Подруги, приятели и их знакомые — в основном студенты — приходили повидаться, почитать или послушать стихи, обменяться книгами, покрутить патефон (любимейшие пластинки — «Песня Сольвейг» и полонез Огинского «Прощание с родиной» — заводились по нескольку раз кряду).
По московской традиции гостям непременно подавался чай, хотя к чаю обычно не было ничего, кроме хлеба, если не принесет чего-нибудь вкусного Минка — моя однокурсница и самая близкая подруга. Родители разрешали ей тратить стипендию по своему усмотрению; мы же с сестрой жили только на стипендию, то есть впроголодь.
И все же, когда у нас собиралась очередная вечеринка — поводом для нее могло послужить что угодно, — мы покупали бутылку дешевого вина, это считалось данью студенческой традиции. Вино выливалось в суповую кастрюлю, которая доверху наполнялась водой из-под крана и ставилась на огонь. В кастрюлю кидалось все, что случится подходящего под рукой: сахар, корица, изюм, орехи, сухая кожура апельсина. Дымящаяся ароматным паром кастрюля торжественно водружалась на середину стола: глинтвейн разливался по чашкам и неизменно вызывал восторг участников пирушки.

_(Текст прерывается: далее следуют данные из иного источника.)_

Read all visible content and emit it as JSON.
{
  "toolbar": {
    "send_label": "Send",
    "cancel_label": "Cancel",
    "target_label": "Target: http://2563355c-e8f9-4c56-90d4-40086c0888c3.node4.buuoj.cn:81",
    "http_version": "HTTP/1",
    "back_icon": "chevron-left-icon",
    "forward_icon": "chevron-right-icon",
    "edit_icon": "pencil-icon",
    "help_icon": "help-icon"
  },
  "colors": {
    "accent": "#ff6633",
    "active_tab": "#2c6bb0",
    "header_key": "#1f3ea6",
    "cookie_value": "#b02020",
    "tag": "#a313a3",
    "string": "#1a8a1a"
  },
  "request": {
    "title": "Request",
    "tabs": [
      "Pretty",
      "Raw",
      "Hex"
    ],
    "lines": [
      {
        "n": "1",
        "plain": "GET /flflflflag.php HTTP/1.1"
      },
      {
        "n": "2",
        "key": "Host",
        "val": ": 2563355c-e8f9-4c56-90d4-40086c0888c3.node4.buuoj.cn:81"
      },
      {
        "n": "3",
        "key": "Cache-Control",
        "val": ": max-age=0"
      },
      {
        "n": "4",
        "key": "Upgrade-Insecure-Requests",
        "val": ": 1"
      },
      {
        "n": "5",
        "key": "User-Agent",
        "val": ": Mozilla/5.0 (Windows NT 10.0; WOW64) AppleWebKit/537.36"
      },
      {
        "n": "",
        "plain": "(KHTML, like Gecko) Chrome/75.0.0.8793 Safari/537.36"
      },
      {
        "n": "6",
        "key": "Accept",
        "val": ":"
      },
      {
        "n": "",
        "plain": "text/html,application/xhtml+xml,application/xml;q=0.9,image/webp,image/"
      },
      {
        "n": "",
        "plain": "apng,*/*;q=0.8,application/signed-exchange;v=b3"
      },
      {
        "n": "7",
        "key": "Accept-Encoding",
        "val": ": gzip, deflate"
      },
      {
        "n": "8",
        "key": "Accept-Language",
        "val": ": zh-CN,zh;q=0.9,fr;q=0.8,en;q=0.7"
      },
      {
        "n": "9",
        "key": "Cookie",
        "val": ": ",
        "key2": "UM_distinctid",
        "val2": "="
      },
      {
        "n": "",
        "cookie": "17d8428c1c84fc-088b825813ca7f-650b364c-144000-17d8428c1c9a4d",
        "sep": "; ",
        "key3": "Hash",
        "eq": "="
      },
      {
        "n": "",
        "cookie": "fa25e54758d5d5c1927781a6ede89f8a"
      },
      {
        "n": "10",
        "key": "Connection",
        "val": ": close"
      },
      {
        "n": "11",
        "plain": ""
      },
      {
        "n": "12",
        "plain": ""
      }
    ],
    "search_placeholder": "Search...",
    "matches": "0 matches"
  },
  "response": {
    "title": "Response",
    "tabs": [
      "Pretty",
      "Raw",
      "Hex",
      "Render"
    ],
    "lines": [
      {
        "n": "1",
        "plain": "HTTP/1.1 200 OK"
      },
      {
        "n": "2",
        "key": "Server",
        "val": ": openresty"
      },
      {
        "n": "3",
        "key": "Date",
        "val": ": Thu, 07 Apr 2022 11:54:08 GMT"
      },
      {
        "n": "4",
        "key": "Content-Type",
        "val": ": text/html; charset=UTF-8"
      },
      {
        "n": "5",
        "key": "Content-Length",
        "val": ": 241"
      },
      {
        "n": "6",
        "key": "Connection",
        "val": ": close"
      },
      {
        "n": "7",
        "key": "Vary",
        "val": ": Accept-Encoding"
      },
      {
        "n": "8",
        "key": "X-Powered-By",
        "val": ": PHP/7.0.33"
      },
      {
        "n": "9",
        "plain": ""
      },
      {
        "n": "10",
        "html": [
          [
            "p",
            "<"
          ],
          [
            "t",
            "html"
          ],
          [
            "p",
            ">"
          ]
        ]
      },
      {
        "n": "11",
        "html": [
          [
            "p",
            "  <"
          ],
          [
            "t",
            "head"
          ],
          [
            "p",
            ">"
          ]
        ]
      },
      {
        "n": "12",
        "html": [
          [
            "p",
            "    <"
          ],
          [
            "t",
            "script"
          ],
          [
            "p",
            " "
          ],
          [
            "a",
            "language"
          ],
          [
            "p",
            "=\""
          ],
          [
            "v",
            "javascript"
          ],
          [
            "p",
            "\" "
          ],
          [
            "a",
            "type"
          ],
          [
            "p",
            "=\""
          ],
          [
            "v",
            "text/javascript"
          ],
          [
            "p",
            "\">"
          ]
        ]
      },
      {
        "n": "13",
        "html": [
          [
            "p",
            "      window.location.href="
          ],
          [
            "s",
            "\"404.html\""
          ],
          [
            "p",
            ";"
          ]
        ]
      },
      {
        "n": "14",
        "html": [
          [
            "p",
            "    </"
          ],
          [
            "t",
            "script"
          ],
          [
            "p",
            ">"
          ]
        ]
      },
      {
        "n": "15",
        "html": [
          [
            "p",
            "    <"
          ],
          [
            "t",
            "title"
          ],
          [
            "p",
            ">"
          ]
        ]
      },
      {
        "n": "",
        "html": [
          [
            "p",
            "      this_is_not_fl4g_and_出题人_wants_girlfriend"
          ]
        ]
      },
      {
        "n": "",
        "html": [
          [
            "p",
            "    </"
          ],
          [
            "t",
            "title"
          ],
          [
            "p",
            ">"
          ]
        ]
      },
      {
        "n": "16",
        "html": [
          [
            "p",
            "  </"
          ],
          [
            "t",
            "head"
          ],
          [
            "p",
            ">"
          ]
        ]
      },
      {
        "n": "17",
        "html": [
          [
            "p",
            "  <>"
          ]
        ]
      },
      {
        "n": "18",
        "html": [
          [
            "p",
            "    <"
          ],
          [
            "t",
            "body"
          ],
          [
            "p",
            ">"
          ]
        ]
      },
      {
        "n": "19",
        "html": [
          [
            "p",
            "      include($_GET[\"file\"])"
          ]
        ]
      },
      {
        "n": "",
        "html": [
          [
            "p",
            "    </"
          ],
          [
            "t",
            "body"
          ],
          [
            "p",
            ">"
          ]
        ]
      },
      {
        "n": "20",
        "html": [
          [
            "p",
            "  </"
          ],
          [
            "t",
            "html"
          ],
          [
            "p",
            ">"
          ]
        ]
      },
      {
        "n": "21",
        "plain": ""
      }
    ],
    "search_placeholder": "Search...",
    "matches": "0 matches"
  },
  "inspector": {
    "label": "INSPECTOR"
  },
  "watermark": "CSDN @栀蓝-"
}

Но в ту пятницу, затеяв званый вечер, мы накупили вдосталь колбасы, сыру и печенья с конфетами, поставили на стол пару бутылок вина (благо незадолго перед тем разбогатели — свезли в комиссионку швейную машину).
Вечер удался — не хотелось расходиться. Но метро работало только до двенадцати, поэтому почти всем гостям ближе к полуночи пришлось распрощаться. Остались те, кто жил неподалеку: Минка, приятель со школьных лет Олег и студент Института международных отношений Дима, нам до того дня незнакомый, пришел с одной из моих подруг да и засиделся себе на беду.
Впятером расположились мы с краю раздвинутого стола, пили остывший чай, за каким-то увлекательным разговором позабыв о времени.
Неожиданно раздался стук в наружную дверь. На часах было четверть третьего. Мы с Гайрой переглянулись, я пошла открывать. В комнату вернулась в сопровождении офицера МГБ и нескольких парней в военном; следом вошли дворник с дворничихой — понятые.
Последовала короткая немая сцена: наши гости в замешательстве смотрели на вошедших. Красивый офицер (был он похож на Кадочникова из «Подвига разведчика») быстрым взглядом окинул комнату, после чего представился:
— Майор Потапов. — Он кивнул на разоренный стол, спросил шутливо: — Пасху справляете?
— Вот еще! — Я была уязвлена таким предположением: небось не старухи! Да и пасха-то ведь только в воскресенье начнется — что это ему вздумалось?..
— Отмечаем защиту диплома, — сказала Гайра.
— А-а, ну что ж, дело хорошее… Кто же из вас будет Веселая Заяра Артемовна? — И майор предъявил мне ордер на обыск и арест.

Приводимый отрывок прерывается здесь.